Dentro da alimentação no domicílio, a inflação permaneceu elevada, passando de 1,77% em abril para 1,73% em maio. Entre os produtos que mais pesaram no bolso do consumidor estão:

  • Batata-inglesa: +26,29%
  • Tomate: +12,97%
  • Leite longa vida: +6,07%
  • Carnes: +1,98%

Por outro lado, alguns itens apresentaram recuo nos preços, ajudando a conter parcialmente a pressão inflacionária:

  • Maçã: -2,32%
  • Café moído: -2,09%

O movimento reforça a volatilidade dos preços agrícolas e evidencia os desafios enfrentados pelas cadeias produtivas do agronegócio brasileiro, especialmente diante de fatores climáticos, custos logísticos e oscilações de oferta.

Já a alimentação fora do domicílio desacelerou em maio, com alta de 0,51%, abaixo dos 0,70% registrados em abril. O comportamento foi influenciado pela redução no ritmo de reajuste das refeições e dos lanches.

Combustíveis recuam e aliviam pressão sobre transportes

Na contramão da alimentação, o grupo Transportes apresentou queda de 0,33% em maio, impulsionado principalmente pela redução nos preços dos combustíveis.

O recuo foi significativo após a forte alta observada em abril. Os principais destaques foram:

  • Etanol: -2,73%
  • Óleo diesel: -2,04%
  • Gasolina: -1,32%

O único combustível com avanço no período foi o gás veicular, que subiu 2,12%.

A queda nos combustíveis representa um fator importante para o controle da inflação, especialmente para o agronegócio e os setores de logística e distribuição, altamente dependentes do transporte rodoviário no Brasil.

Mesmo com a retração dos combustíveis, alguns serviços ligados ao transporte registraram alta, como as passagens aéreas, que avançaram 3,25% em maio após forte queda em abril.

Transporte público teve impacto regional nas capitais

O levantamento também mostrou diferenças importantes nos preços do transporte urbano entre as capitais brasileiras.

Houve redução nas tarifas e impactos de gratuidades em cidades como:

  • Brasília
  • Belo Horizonte
  • Belém
  • Curitiba

Em São Paulo e Salvador, programas de gratuidade aos domingos ajudaram a reduzir a pressão inflacionária do transporte público.

No ônibus intermunicipal, porém, houve aumento de 0,27%, influenciado pelo reajuste tarifário em Porto Alegre.

Energia elétrica e medicamentos também pressionam inflação

Além da alimentação, os grupos Habitação e Saúde e cuidados pessoais tiveram forte impacto no índice de maio.

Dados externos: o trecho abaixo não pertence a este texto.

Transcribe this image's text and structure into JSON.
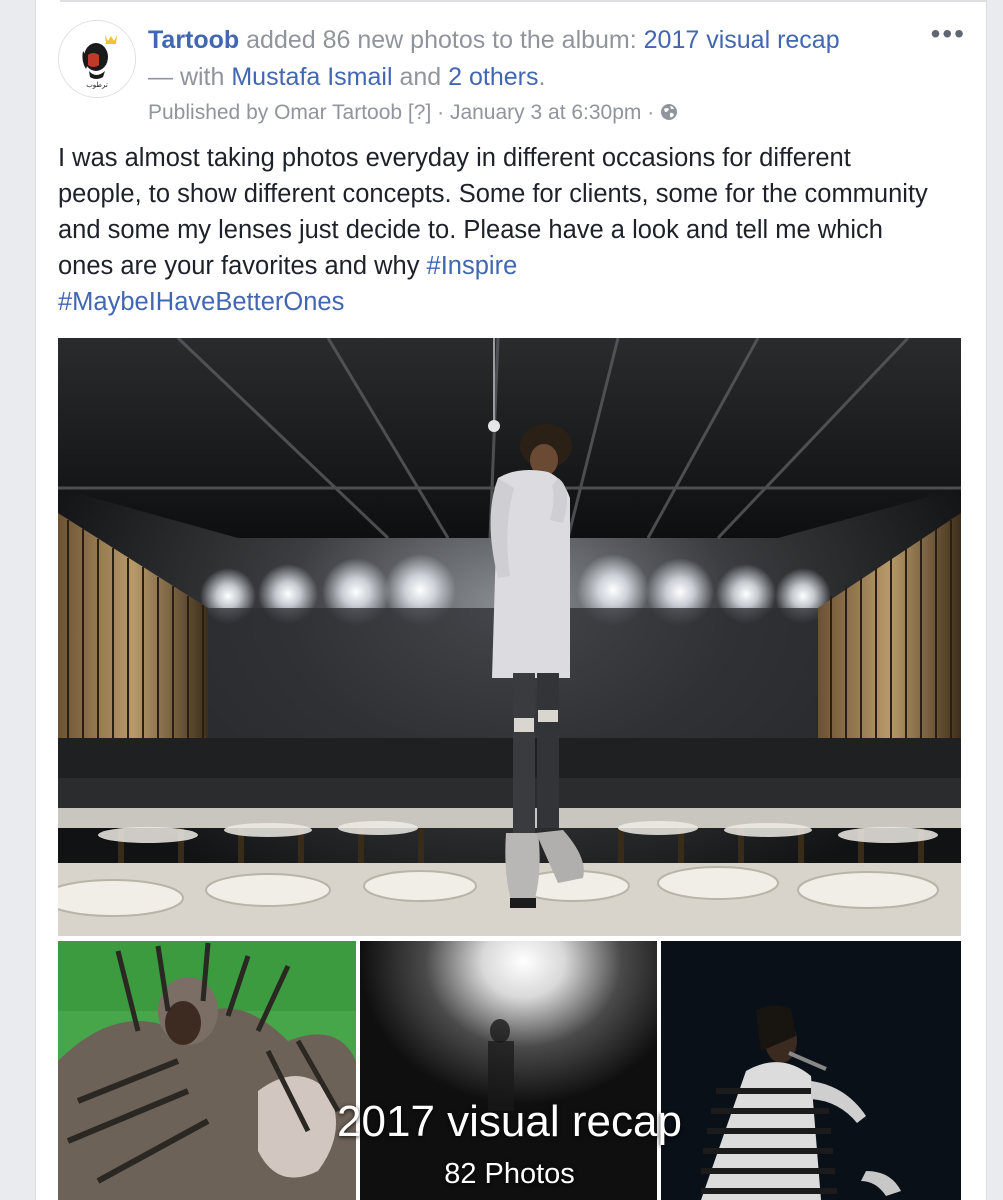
{
  "post": {
    "author": "Tartoob",
    "action_text": " added 86 new photos to the album: ",
    "album_link": "2017 visual recap",
    "with_prefix": "— with ",
    "tagged_person": "Mustafa Ismail",
    "and_text": " and ",
    "others_link": "2 others",
    "period": ".",
    "published_by": "Published by Omar Tartoob",
    "help_marker": " [?]",
    "separator": " · ",
    "timestamp": "January 3 at 6:30pm",
    "privacy_icon": "globe-icon",
    "more_label": "•••",
    "body_text": "I was almost taking photos everyday in different occasions for different people, to show different concepts. Some for clients, some for the community and some my lenses just decide to. Please have a look and tell me which ones are your favorites and why ",
    "hashtag_1": "#Inspire",
    "hashtag_2": "#MaybeIHaveBetterOnes"
  },
  "album_overlay": {
    "title": "2017 visual recap",
    "count_label": "82 Photos"
  },
  "colors": {
    "link": "#4267b2",
    "secondary_text": "#90949c",
    "body_text": "#1d2129",
    "page_background": "#e9ebee"
  }
}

A energia elétrica residencial subiu 2,16%, refletindo a adoção da bandeira tarifária amarela e reajustes aplicados em capitais como Fortaleza, Salvador e Recife.

Já os produtos farmacêuticos avançaram 1,25%, influenciados pela autorização de reajuste de até 3,81% nos medicamentos.

Goiânia lidera inflação regional; Brasília registra menor índice

Entre as regiões pesquisadas pelo IBGE, Goiânia apresentou a maior inflação do país em maio, com alta de 1,41%, pressionada principalmente pelos combustíveis.

Já Brasília registrou o menor resultado, com avanço de 0,33%, beneficiada pela queda nas tarifas do transporte urbano e pelos recuos nos preços da gasolina.

O comportamento do IPCA-15 reforça o cenário de atenção para consumidores, produtores rurais e agentes do mercado, especialmente diante da persistente alta dos alimentos e da influência dos custos logísticos sobre toda a cadeia produtiva brasileira.